Consider the numbers. If each device runs at ten million units per year, we’ll need ten years with 10,000 different designs each year to achieve it. Simply put, development has to be as simple as possible or it will be a support nightmare for everyone involved.
That’s why we’re optimizing the developer experience, finding ways to make every aspect of software development more streamlined and more efficient, giving developers what they need.
With the work we have underway, all developers, from data scientists to IoT developers will have the tools they need to develop the AI and IoT devices of the future, together.
Arm’s partnership with Microsoft
To begin with, Arm is collaborating with Microsoft to accelerate AI innovation for IoT endpoint devices. Through this collaboration, we’ll bring our joint focus to optimizing and accelerating the complete AI workload development lifecycle, from training and tuning ML models on Azure Cloud to optimizing, deploying, and running those models across any Arm-based endpoint device.

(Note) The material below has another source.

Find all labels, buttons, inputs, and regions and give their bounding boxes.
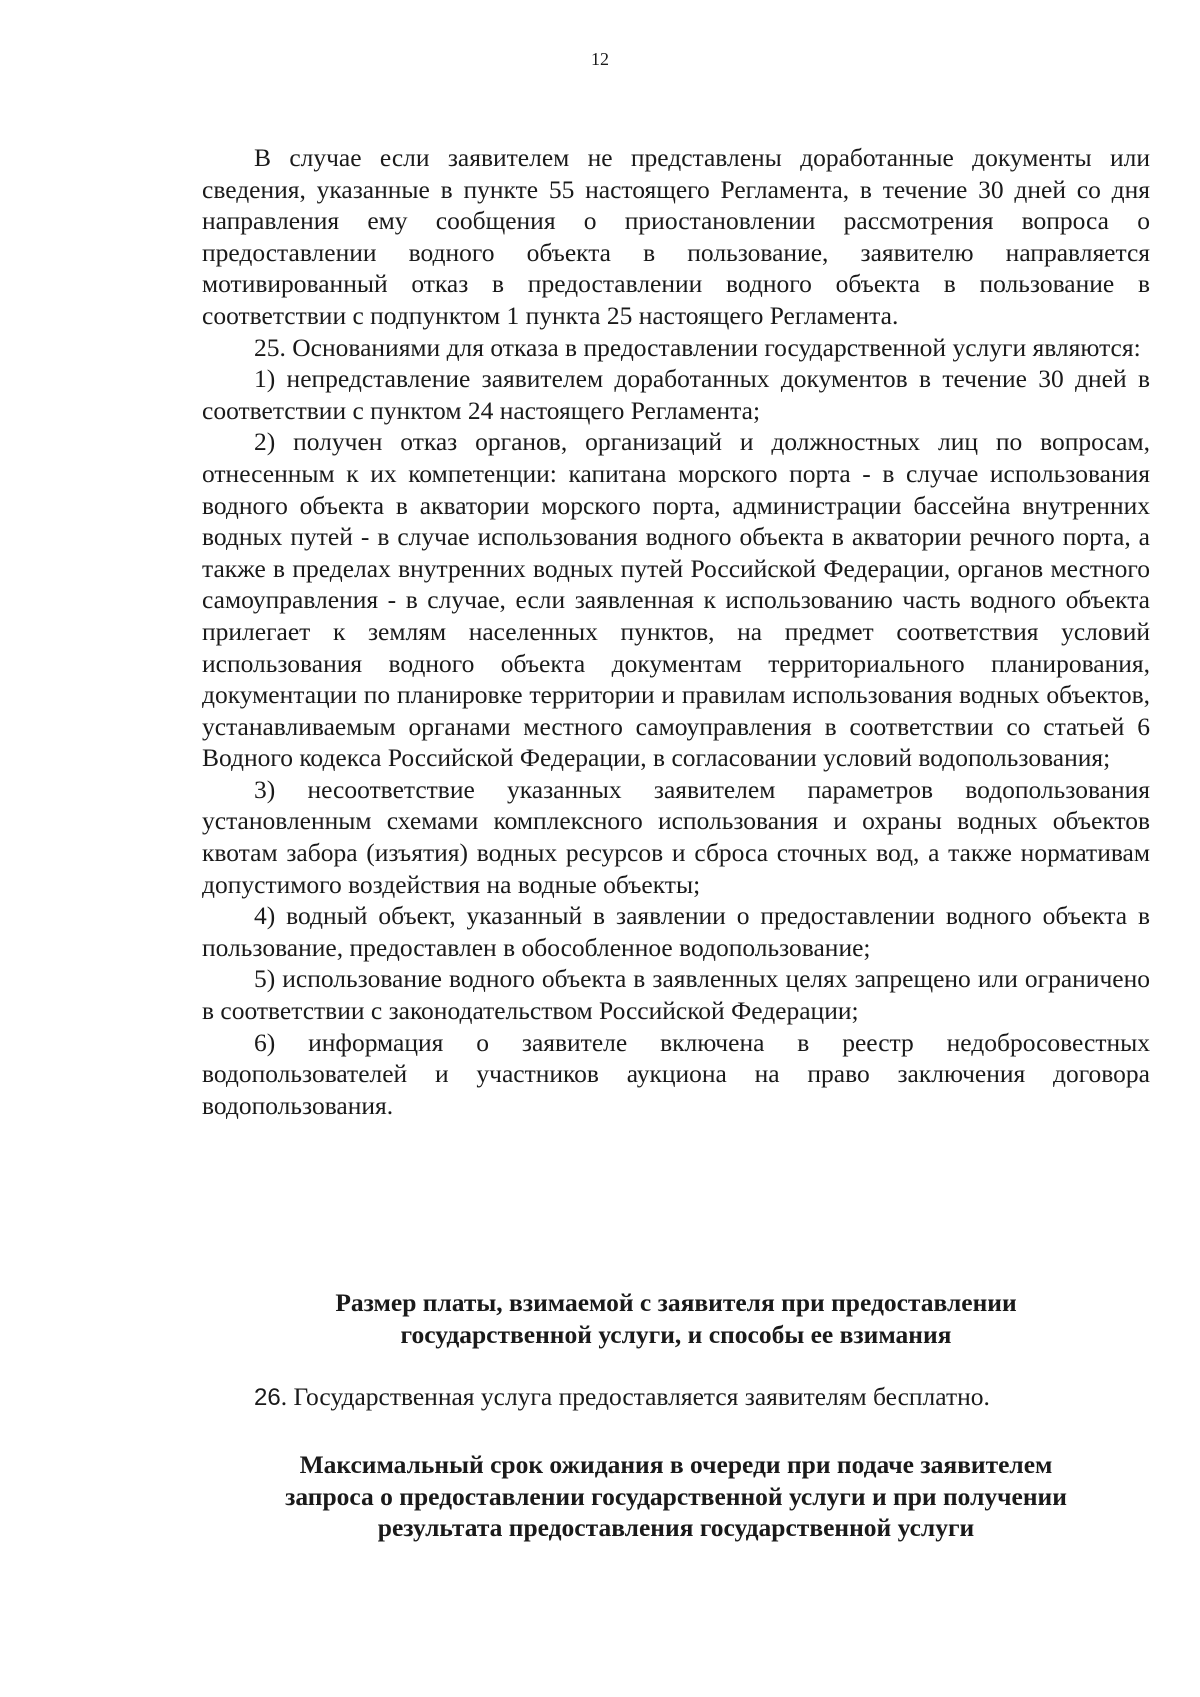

Our collaboration with Microsoft will enable more effective experiences between embedded, IoT and the ML developer communities. Putting the developer experience first and foremost will empower innovators, making it easier for them to deliver better solutions and a better future for all.
To read more on this collaboration, read Moe’s Microsoft Azure blog.
The best of both worlds: Arm’s enhanced tool suite
Arm’s next-generation development solution will combine the best of modern web technology with mature development and debug features derived from Arm Keil MDK, the popular microcontroller development kit and the most comprehensive C/C++ embedded tool suite, Arm Development Studio.
The result will be a quicker and more intuitive way to move through the product development process across a wide range of microcontrollers and development boards. Think of the plug-and-play experience of Mbed combined with the professional support of Keil MDK and powerful Microsoft Monaco editor. This extremely agile, modern and robust toolchain for low-power devices will help developers to scale up from prototype to production and mass-deployment.
Learn more about Arm’s next-generation toolchain here.
Putting developers, and creativity, first
With our work on the Arm toolchain and through broad-reaching initiatives such as our new collaboration with Microsoft, all developers will have the foundation they need to meet the demands of scalable, real-time data processing. They’ll use tools that add automation and simplify application design, coding, and customization, so they’ll be more productive and will finish faster. Data scientists, ML engineers and IoT developers will be able to work together, with better tools so they can respond quickly to new market opportunities.
Our commitment to this new way of working reflects our long-standing dedication to creativity and flexibility. We see a world where developers can translate their ideas into reality quickly and efficiently, with tools that make software development—which is one of the most complex challenges in technology today—as easy as possible.